My muse and musings over the last 3 weeks have both confused and refocused me so we'll move to another "M"spiration. Today's song for this blog is New World Man by Rush.
He’s not concerned with yesterday
He knows constant change is here today
He’s noble enough to know what’s right
But weak enough not to choose it
He’s wise enough to win the world
But fool enough to lose it —
The New World Man lacks focus. He has convictions that he doesn't always follow. But he's in process...as am I. (The process is over using the ellipsis as I stream thoughts overflowing while my editor winces.)
I know that I was going in an entirely different direction in my last post, and we'll get back there. Honestly, I have been a little off track from the start. But the only thing that is constant, is change. It's time to re-invent who I am again. Time to put the pieces back together and start again, even if it's too late for some things...

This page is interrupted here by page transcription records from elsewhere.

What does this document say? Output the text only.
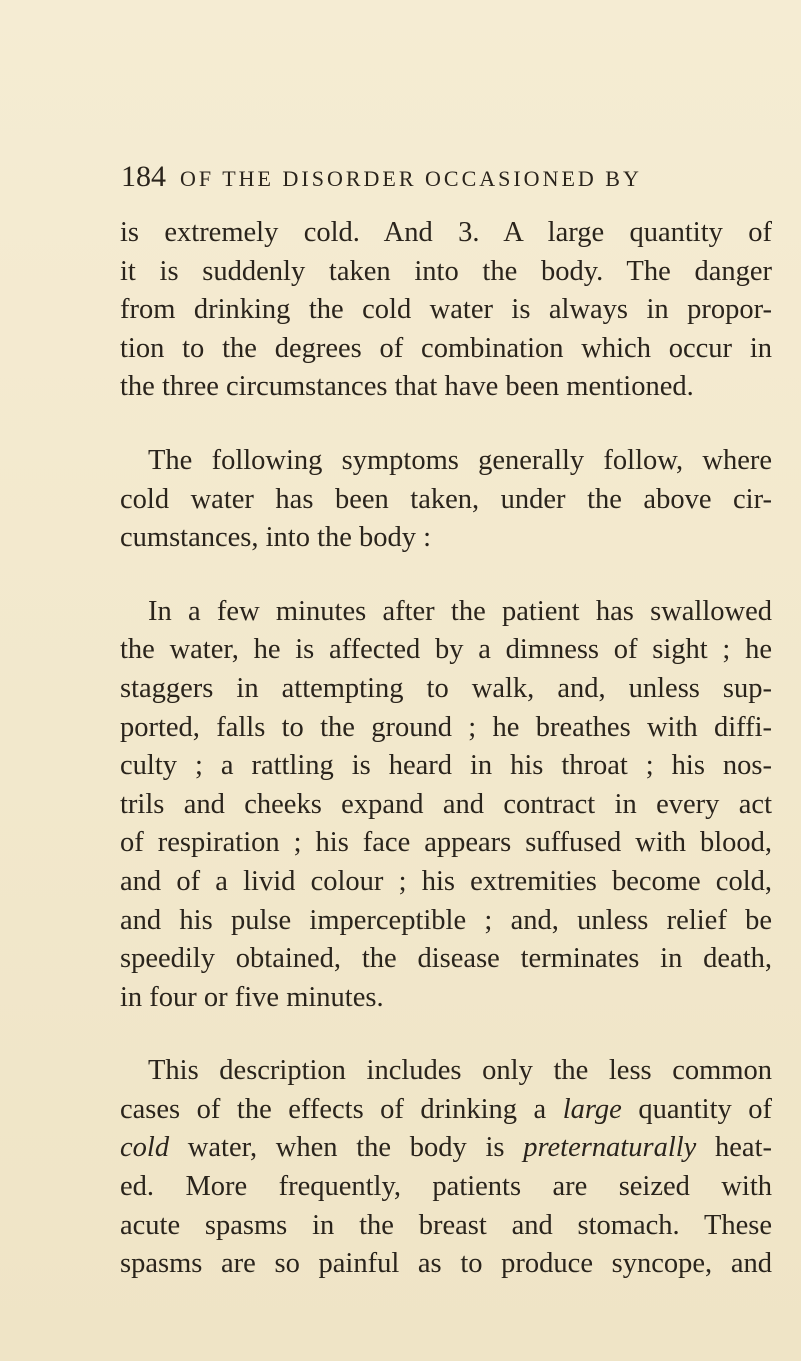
184 OF THE DISORDER OCCASIONED BY
is extremely cold. And 3. A large quantity of
it is suddenly taken into the body. The danger
from drinking the cold water is always in propor-
tion to the degrees of combination which occur in
the three circumstances that have been mentioned.
The following symptoms generally follow, where
cold water has been taken, under the above cir-
cumstances, into the body :
In a few minutes after the patient has swallowed
the water, he is affected by a dimness of sight ; he
staggers in attempting to walk, and, unless sup-
ported, falls to the ground ; he breathes with diffi-
culty ; a rattling is heard in his throat ; his nos-
trils and cheeks expand and contract in every act
of respiration ; his face appears suffused with blood,
and of a livid colour ; his extremities become cold,
and his pulse imperceptible ; and, unless relief be
speedily obtained, the disease terminates in death,
in four or five minutes.
This description includes only the less common
cases of the effects of drinking a large quantity of
cold water, when the body is preternaturally heat-
ed. More frequently, patients are seized with
acute spasms in the breast and stomach. These
spasms are so painful as to produce syncope, and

I really thought I would have had some notoriety by now. I hesitate to use the word famous, especially since the term has really been watered-down by the plague of social media. As a young man I imagined that I'd be on a TV talk show or I would be interviewed for some magazine piece. I'd plug my new novel or the movie that I'd written the screenplay for based on some of my own life experiences or find a new twist on an existing work that no one else but me saw. I would get to thank all of the wonderful people I have encountered in my life who's words and lessons have stuck with me throughout the years. People would brag about having known me at some point in their lives. I don't know why either of those last things
Yet the New World Man is easily forgettable...but with so much promise. While the song speaks more to building society by taking in the big picture (the Old World Man and the Third World Man) and developing that to the next level, even in making some of the same mistakes, I take the more mundane, and literal approach to the individual struggling within to create something better. (All while producing the ugliest punctuated run-on sentence.)
So, I say I've been getting refocused (although it's not really materializing here) and part of that has been figuring out what to give up and what to focus on. I'm still not there. But I think there will always be little pieces of who I am, who I have been and who I might become next as I continue on my journey...as the Incomplete Writer.